During this search process, when I stop updating the UI the search process seems very smooth, this only means to me that the Listbox is locking up the thread, so the rest of the player's UI is stuck there while the Listbox is done with its processing.
So I believe if I can put the Listbox Control to another UI thread, I can maintain the smooth flow of the player irrespective of the time taken to load the Listbox. FYI: Data Virutualization is there & ListBox has UI Virtualization is working
How can i put the ListBox control onto another UI Thread? WPF, C#
Thanks in advance :)
If you are querying the database on every keypress - this is going to cause you some lag when typing fast (or even normally)
You would be better off throttling the request, we use this to throttle on the dispatcher thread.

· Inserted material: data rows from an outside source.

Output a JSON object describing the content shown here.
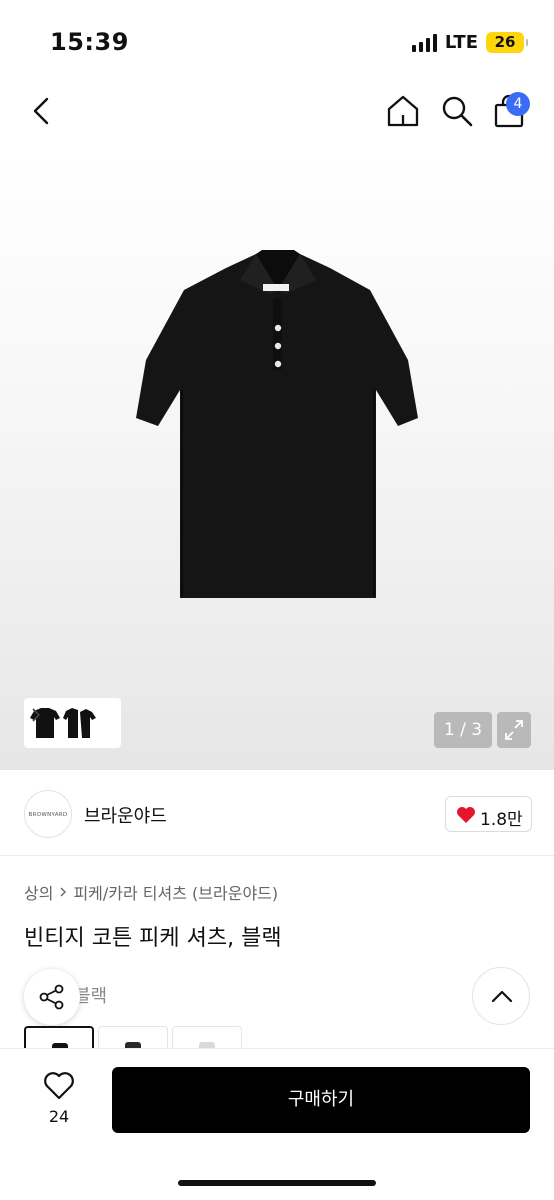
{
  "status_bar": {
    "time": "15:39",
    "network": "LTE",
    "battery": "26",
    "signal_bars": 4
  },
  "nav": {
    "cart_count": "4",
    "icons": [
      "back-arrow-icon",
      "home-icon",
      "search-icon",
      "shopping-bag-icon"
    ]
  },
  "gallery": {
    "counter": "1 / 3",
    "current_image": 1,
    "total_images": 3
  },
  "brand": {
    "name": "브라운야드",
    "logo_text": "BROWNYARD",
    "likes": "1.8만"
  },
  "product": {
    "breadcrumb": [
      "상의",
      "피케/카라 티셔츠 (브라운야드)"
    ],
    "title": "빈티지 코튼 피케 셔츠, 블랙",
    "partially_hidden_text": "블랙",
    "option_colors": [
      "#111111",
      "#2a2a2a",
      "#d9d9d9"
    ]
  },
  "bottom_bar": {
    "wish_count": "24",
    "buy_label": "구매하기"
  },
  "colors": {
    "badge": "#3b6cf6",
    "like_heart": "#e5162b",
    "battery": "#ffd60a",
    "buy_button": "#000000"
  }
}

public static class DispatcherExtensions
{
private static Dictionary<string, DispatcherTimer> timers =
new Dictionary<string, DispatcherTimer>();
private static readonly object syncRoot = new object();
public static string DelayInvoke(this Dispatcher dispatcher, string namedInvocation,
Action action, TimeSpan delay,
DispatcherPriority priority = DispatcherPriority.Normal)
{
lock (syncRoot)
{
if (String.IsNullOrEmpty(namedInvocation))
{
namedInvocation = Guid.NewGuid().ToString();
}
else
{
RemoveTimer(namedInvocation);
}
var timer = new DispatcherTimer(delay, priority, (s, e) =>
{
RemoveTimer(namedInvocation);
action();
}, dispatcher);
timer.Start();
timers.Add(namedInvocation, timer);
return namedInvocation;
}
}
public static void CancelNamedInvocation(this Dispatcher dispatcher, string namedInvocation)
{
lock (syncRoot)
{
RemoveTimer(namedInvocation);
}
}
private static void RemoveTimer(string namedInvocation)
{
if (!timers.ContainsKey(namedInvocation)) return;
timers[namedInvocation].Stop();
timers.Remove(namedInvocation);
}
}
Assuming you are not using MVVM, you could easily use this like so in your button click
Dispatcher.CurrentDispatcher.DelayInvoke("UpdateSearch",
YourMethodThatStartsBackgroundThread,Timespan.FromSeconds(1));
Also worth a note : f you are using 4.5 there is the Delay property on bindings you could look at.
In ASP.NET, usualy we use two techiniques
A perfect approach is to combine this two techiniques: Only search if you have 3 or more chars in the search criteria, and use the timer.